# Mécanismes de RAG avancés

In [1]:
from models import Models

# Initialize the models
models = Models()
embeddings = models.embeddings_ollama
llm = models.model_ollama

In [2]:
from langchain.vectorstores import FAISS

# Initialize the vector store
new_vector_store = FAISS.load_local(
    "faiss_index",
    embeddings,
    allow_dangerous_deserialization=True,
)

In [3]:
# Define the chat prompt
from langchain_core.prompts import ChatPromptTemplate

prompt = ChatPromptTemplate.from_messages(
    [
        ("system", "You are a helpful assistant. Answer the question based only the data provided."),
        ("human", "Use the user question {input} to answer the question. Use only the {context} to answer the question.")
    ]
)

Premier test sans mécanisme avancé

In [4]:
from langchain.chains.combine_documents import create_stuff_documents_chain
from langchain.chains import create_retrieval_chain

# Define the retrieval chain
retriever = new_vector_store.as_retriever(
    search_type="similarity",
    search_kwargs={"k": 2},
)
combine_docs_chain = create_stuff_documents_chain(
    llm, prompt
)
retrieval_chain = create_retrieval_chain(retriever, combine_docs_chain)

In [5]:
retrieval_chain.invoke({"input": "What's a good movie about an epic viking?"})

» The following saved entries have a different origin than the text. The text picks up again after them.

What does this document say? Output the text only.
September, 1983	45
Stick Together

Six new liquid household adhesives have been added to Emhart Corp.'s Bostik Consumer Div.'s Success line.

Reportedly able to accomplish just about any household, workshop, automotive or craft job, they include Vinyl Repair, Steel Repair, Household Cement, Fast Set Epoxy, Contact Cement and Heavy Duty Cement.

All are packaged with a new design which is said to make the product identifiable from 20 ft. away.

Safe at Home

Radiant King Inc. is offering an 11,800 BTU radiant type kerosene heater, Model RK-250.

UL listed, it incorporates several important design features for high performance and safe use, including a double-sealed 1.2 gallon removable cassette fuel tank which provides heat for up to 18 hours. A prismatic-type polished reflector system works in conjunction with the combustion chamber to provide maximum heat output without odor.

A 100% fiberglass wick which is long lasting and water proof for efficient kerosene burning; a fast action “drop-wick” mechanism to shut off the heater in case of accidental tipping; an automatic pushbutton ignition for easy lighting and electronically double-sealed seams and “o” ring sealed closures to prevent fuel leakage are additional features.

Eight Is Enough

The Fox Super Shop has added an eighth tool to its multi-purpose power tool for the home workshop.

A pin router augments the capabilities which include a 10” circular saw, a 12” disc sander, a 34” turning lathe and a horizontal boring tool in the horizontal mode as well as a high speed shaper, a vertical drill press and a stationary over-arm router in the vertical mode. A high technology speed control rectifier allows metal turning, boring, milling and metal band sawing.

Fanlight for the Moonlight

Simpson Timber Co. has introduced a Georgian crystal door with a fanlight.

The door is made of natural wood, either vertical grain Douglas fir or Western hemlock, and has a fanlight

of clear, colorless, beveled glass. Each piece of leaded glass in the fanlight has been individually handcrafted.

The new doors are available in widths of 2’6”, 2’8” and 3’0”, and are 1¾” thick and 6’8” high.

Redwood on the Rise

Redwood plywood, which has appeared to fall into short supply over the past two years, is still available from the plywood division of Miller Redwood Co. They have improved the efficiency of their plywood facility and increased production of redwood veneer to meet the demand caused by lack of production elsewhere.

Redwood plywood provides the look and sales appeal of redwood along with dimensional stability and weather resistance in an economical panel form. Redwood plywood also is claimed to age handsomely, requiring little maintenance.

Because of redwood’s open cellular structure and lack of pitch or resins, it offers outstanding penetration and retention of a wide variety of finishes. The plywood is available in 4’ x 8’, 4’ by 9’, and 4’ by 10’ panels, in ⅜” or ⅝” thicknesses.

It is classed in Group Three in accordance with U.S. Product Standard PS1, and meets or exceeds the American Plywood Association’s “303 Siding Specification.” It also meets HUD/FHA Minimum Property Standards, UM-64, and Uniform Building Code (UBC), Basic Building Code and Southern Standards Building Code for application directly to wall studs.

{'input': "What's a good movie about an epic viking?",
 'context': [Document(id='56a385d5-d727-446a-a102-18d4cffa6c92', metadata={'source': 'https://www.imdb.com/title/tt1494639'}, page_content="Title: Beowulf\nTags: psychedelic, avant garde, magical realism\nPlot: Set in 507, Beowulf is a legendary Geatish warrior who travels to Denmark with his band of soldiers, including his best friend, Wiglaf. They meet King Hrothgar, who needs a hero to slay Grendel, a hideously malformed troll-like creature with appalling strength and cunning. Grendel attacks Heorot, Hrothgar's mead hall, whenever the Danes held a celebration, and Hrothgar has been forced to close the hall. Upon arriving, Beowulf becomes attracted to Hrothgar's wife, Queen Wealtheow, who reciprocates his interest."),
  Document(id='be508309-deb9-4d04-92cb-f029d2770cc2', metadata={'source': 'https://www.imdb.com/title/tt0064000'}, page_content="Title: Alfred the Great\nTags: action\nPlot: When the Vikings invade England, Alfred (

# 1. Hybrid Search

Hybrid Search avec ensemble Retrieval, issue de [ce blog](https://medium.com/@nadikapoudel16/advanced-rag-implementation-using-hybrid-search-reranking-with-zephyr-alpha-llm-4340b55fef22)

[Documentation BM25](https://python.langchain.com/docs/integrations/retrievers/bm25/) sur langchain

In [6]:
from data import load_movie_data, prepare_movie_data, split_movie_data
df = load_movie_data()
movies = prepare_movie_data(df)
text_splits = split_movie_data(movies)

Path to dataset files: C:\Users\CYTech Student\.cache\kagglehub\datasets\cryptexcode\mpst-movie-plot-synopses-with-tags\versions\1
14828 movies loaded
2966 documents loaded
21211 splits created


In [7]:
%pip install rank_bm25

Note: you may need to restart the kernel to use updated packages.


In [8]:
import nltk
nltk.download("punkt_tab")

[nltk_data] Downloading package punkt_tab to C:\Users\CYTech
[nltk_data]     Student\AppData\Roaming\nltk_data...
[nltk_data]   Package punkt_tab is already up-to-date!


True

In [9]:
from langchain.retrievers import BM25Retriever, EnsembleRetriever
from nltk.tokenize import word_tokenize

# Define the BM25 retriever
keyword_retriever = BM25Retriever.from_documents(
    text_splits,
    k=2,
    preprocess_func=word_tokenize,
)

# Combine the BM25 and base retrievers
ensemble_retriever = EnsembleRetriever(
    retrievers=[retriever, keyword_retriever],
    weights=[0.5, 0.5]
)
chain_hybrid = create_retrieval_chain(ensemble_retriever, combine_docs_chain)

In [10]:
chain_hybrid.invoke({"input": "What's a good movie about an epic viking?"})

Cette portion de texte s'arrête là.